A free exhibition of artefacts that have emerged from the autism community in answer to the question ‘What is autism?’ will go on display at Bishop Grosseteste University (BGU).
During a pilot project at BGU to explore autistic identity, members of BGU community, including autistic adults, parents of autistic children and those who are both, were asked to bring an item that represented autism for them.
Some finding from this project will also be published in the peer-reviewed journal Good Autism Practice.
The exhibition forms part of the university’s annual two-day Learning and Teaching Conference which is aimed at providing staff and students the opportunity to come together and refresh and develop skills in a constantly evolving sector, with updates on topics including mental health awareness, Black History Month and student engagement.

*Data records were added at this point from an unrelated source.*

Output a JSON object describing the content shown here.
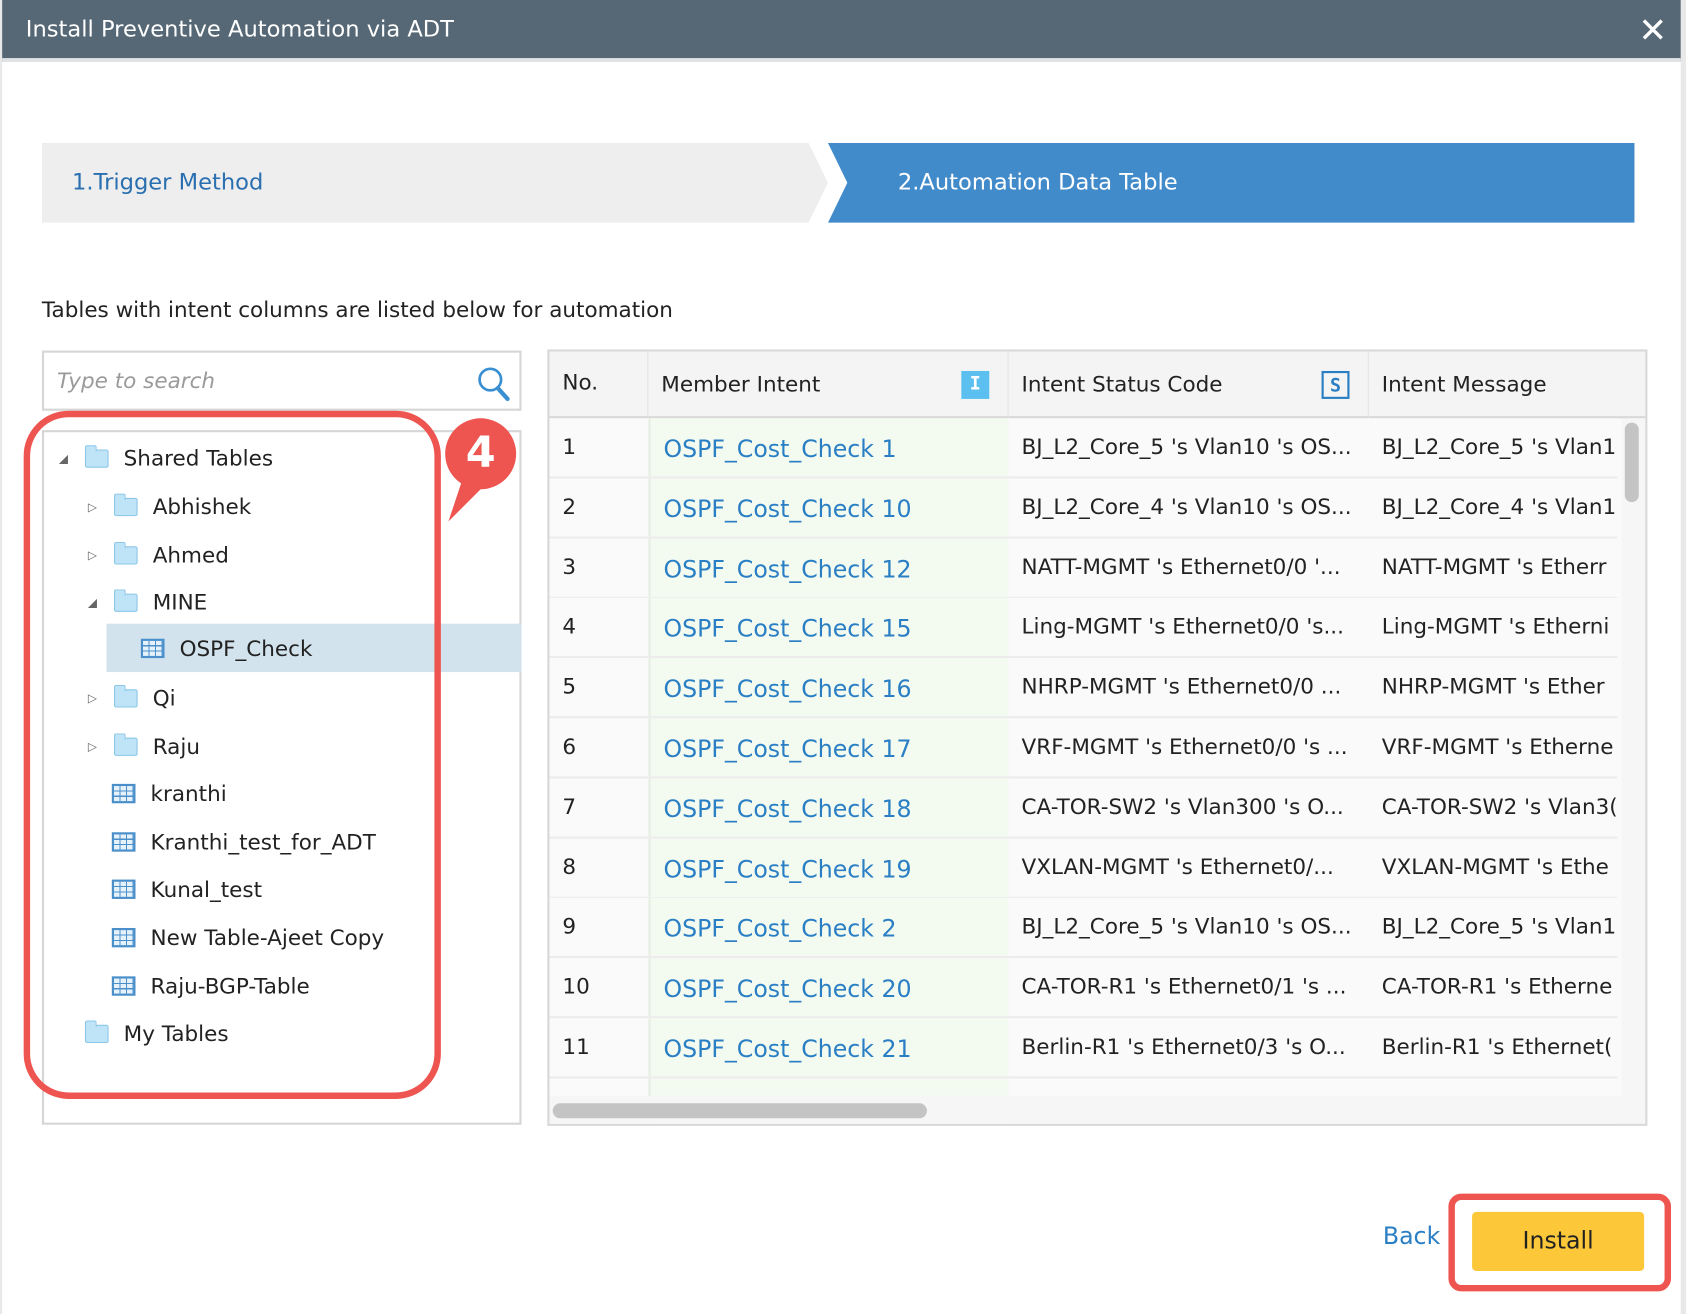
{
  "dialog": {
    "title": "Install Preventive Automation via ADT",
    "close_label": "✕"
  },
  "steps": [
    {
      "label": "1.Trigger Method",
      "active": false
    },
    {
      "label": "2.Automation Data Table",
      "active": true
    }
  ],
  "description": "Tables with intent columns are listed below for automation",
  "search": {
    "placeholder": "Type to search",
    "value": ""
  },
  "tree": {
    "root": "Shared Tables",
    "children": [
      "Abhishek",
      "Ahmed",
      "MINE",
      "Qi",
      "Raju",
      "kranthi",
      "Kranthi_test_for_ADT",
      "Kunal_test",
      "New Table-Ajeet Copy",
      "Raju-BGP-Table"
    ],
    "mine_child": "OSPF_Check",
    "my_tables": "My Tables"
  },
  "annotation": {
    "badge": "4",
    "color": "#ee5550"
  },
  "table": {
    "headers": [
      "No.",
      "Member Intent",
      "Intent Status Code",
      "Intent Message"
    ],
    "header_badges": [
      "I",
      "S"
    ],
    "rows": [
      [
        "1",
        "OSPF_Cost_Check 1",
        "BJ_L2_Core_5 's Vlan10 's OS...",
        "BJ_L2_Core_5 's Vlan1"
      ],
      [
        "2",
        "OSPF_Cost_Check 10",
        "BJ_L2_Core_4 's Vlan10 's OS...",
        "BJ_L2_Core_4 's Vlan1"
      ],
      [
        "3",
        "OSPF_Cost_Check 12",
        "NATT-MGMT 's Ethernet0/0 '...",
        "NATT-MGMT 's Etherr"
      ],
      [
        "4",
        "OSPF_Cost_Check 15",
        "Ling-MGMT 's Ethernet0/0 's...",
        "Ling-MGMT 's Etherni"
      ],
      [
        "5",
        "OSPF_Cost_Check 16",
        "NHRP-MGMT 's Ethernet0/0 ...",
        "NHRP-MGMT 's Ether"
      ],
      [
        "6",
        "OSPF_Cost_Check 17",
        "VRF-MGMT 's Ethernet0/0 's ...",
        "VRF-MGMT 's Etherne"
      ],
      [
        "7",
        "OSPF_Cost_Check 18",
        "CA-TOR-SW2 's Vlan300 's O...",
        "CA-TOR-SW2 's Vlan3("
      ],
      [
        "8",
        "OSPF_Cost_Check 19",
        "VXLAN-MGMT 's Ethernet0/...",
        "VXLAN-MGMT 's Ethe"
      ],
      [
        "9",
        "OSPF_Cost_Check 2",
        "BJ_L2_Core_5 's Vlan10 's OS...",
        "BJ_L2_Core_5 's Vlan1"
      ],
      [
        "10",
        "OSPF_Cost_Check 20",
        "CA-TOR-R1 's Ethernet0/1 's ...",
        "CA-TOR-R1 's Etherne"
      ],
      [
        "11",
        "OSPF_Cost_Check 21",
        "Berlin-R1 's Ethernet0/3 's O...",
        "Berlin-R1 's Ethernet("
      ]
    ]
  },
  "footer": {
    "back_label": "Back",
    "install_label": "Install"
  },
  "colors": {
    "titlebar": "#566875",
    "step_active": "#428bca",
    "link": "#2a7fc4",
    "install": "#fcc83a"
  }
}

BGU has a long commitment to advocating for and sharing voices for their autistic community and has created the Autism Resources and Community HUB (ARCH), a symbiotic community of autistic students, staff and family members of autistic people, friends, allies and alumni. It is believed to be unique in the Higher Education sector and includes student support services, social activities, information and advice and a thriving participatory autism research community of academics and postgraduate researchers.
The exhibition and pilot project are being led by Dr Clare Lawrence, English subject lead on the secondary PGCE course and head of participatory autism research at BGU.
Dr Clare Lawrence said: “Traditional conceptualisation of autism suggests that autistic people struggle with figurative concepts.
“Using an artefact to ‘represent’ autism should, according to this understanding, have posed the group members with a problem. Yet increasingly this assertion of lack of metaphorical understanding in autism is being challenged, and certainly the participants in this project relished the opportunity.
“What appears in this small exhibition is an exploration of autism as articulated, by them, through toys, books, animals, objects and films.”
The exhibition is open to the public 2-3:30, Friday 1 July at Constance Stewart Hall at Bishop Grosseteste University.